Kau berseru lantang. Pada seekor kunang-kunang yang melintas terbang di depan tungku perapian. Aku baru saja kehilangan! Larik-larik puisi yang kujerang, raib!
Kunang-kunang yang sedang terbang seketika berhenti. Menangkupkan kedua sayapnya hati-hati. Mendengar serumu dengan perasaan sedih.
Baginya, penyair tanpa puisi adalah berarti, ia harus bersiap-siap untuk mati.
Kau sendiri. Setelah mengikrarkan pengakuan mencengangkan itu. Merasakan dadamu melesak penuh. Bergemuruh. Lalu jantungmu seolah menyempit. Ukurannya tak lebih dari selengkung bulan sabit. Peluh di sekujur tubuhmu mengucur deras. Membentuk anak sungai berhawa panas. Siap direnangi oleh sekawanan anai-anai yang demam dilanda cemas.

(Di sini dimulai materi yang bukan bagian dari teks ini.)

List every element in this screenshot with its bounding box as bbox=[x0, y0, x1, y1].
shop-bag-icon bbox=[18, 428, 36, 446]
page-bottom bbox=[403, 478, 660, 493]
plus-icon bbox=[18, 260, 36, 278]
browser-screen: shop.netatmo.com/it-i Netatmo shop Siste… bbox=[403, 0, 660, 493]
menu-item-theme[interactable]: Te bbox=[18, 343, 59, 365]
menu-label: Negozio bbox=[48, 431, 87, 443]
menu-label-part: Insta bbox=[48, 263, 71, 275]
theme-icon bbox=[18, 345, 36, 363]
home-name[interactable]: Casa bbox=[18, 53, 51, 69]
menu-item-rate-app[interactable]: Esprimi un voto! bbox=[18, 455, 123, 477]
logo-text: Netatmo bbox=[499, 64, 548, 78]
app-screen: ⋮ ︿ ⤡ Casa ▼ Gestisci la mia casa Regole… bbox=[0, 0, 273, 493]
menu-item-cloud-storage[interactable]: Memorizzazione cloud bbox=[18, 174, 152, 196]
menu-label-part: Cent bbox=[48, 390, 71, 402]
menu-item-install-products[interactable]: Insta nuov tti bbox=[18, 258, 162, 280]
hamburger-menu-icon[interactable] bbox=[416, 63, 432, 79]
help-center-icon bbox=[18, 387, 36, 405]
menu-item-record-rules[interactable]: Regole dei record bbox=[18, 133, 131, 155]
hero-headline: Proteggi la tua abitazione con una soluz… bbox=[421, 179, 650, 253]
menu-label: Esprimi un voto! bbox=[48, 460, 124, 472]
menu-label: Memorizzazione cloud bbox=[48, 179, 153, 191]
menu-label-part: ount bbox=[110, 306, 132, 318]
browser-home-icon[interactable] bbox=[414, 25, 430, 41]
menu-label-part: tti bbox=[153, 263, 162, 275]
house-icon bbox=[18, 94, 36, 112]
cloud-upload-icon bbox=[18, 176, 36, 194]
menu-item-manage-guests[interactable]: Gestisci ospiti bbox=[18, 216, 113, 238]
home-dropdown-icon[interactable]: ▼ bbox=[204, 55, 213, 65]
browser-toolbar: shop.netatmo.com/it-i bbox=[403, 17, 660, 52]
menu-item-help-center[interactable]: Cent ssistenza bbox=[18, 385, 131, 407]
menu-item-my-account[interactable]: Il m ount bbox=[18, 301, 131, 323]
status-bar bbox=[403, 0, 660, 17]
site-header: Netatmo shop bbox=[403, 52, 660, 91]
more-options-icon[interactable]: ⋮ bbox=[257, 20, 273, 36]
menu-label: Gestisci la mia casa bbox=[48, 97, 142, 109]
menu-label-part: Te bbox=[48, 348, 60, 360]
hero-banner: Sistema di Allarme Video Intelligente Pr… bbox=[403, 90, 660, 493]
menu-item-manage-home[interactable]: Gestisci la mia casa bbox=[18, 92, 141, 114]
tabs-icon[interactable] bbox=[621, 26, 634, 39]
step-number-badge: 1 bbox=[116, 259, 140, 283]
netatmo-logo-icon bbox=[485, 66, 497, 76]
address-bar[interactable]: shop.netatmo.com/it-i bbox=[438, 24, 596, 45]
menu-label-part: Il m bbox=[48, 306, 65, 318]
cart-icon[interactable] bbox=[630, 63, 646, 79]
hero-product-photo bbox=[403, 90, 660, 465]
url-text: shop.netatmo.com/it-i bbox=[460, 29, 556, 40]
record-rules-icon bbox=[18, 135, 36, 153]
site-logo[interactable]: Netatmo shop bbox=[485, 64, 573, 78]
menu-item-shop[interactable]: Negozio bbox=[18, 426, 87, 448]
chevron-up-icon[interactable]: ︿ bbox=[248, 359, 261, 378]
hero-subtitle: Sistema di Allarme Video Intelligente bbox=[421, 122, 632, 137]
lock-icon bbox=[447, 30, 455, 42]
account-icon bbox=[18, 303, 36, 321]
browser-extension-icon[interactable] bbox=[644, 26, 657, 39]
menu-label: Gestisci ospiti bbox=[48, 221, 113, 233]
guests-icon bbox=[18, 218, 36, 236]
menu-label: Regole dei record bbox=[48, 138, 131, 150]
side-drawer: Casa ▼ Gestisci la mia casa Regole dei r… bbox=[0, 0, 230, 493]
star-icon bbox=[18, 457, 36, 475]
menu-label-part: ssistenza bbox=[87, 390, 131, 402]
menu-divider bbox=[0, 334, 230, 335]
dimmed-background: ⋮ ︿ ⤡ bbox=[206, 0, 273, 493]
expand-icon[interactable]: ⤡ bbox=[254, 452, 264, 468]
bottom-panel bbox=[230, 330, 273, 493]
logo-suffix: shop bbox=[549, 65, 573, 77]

Sekarang dengarlah! Kunang-kunang akan meminjamkan sayap-sayapnya kepadamu. Agar engkau segera terbang jauh. Menemukan kembali larik-larik puisimu. Yang kau sangka hilang. Yang katamu, bisa saja disembunyikan. Oleh para bidadari yang menyepi karena patah hati.Â
Kau lantas beralih rupa. Menjelma menjadi seekor rama-rama. Terbang terlunta-lunta mengitari senja dan tepiannya. Mencari jejak puisi di antaranya. Hingga sayap kunang-kunang yang kau pinjam. Rajam. Tersangkut di pucuk runcing dedaun pohon cemara.
Tahukah kau? Larik-larik puisi yang kau cari. Kiranya bersembunyi di sini. Di sudut paling gelap hatiku. Yang sekian lama dilamur rindu.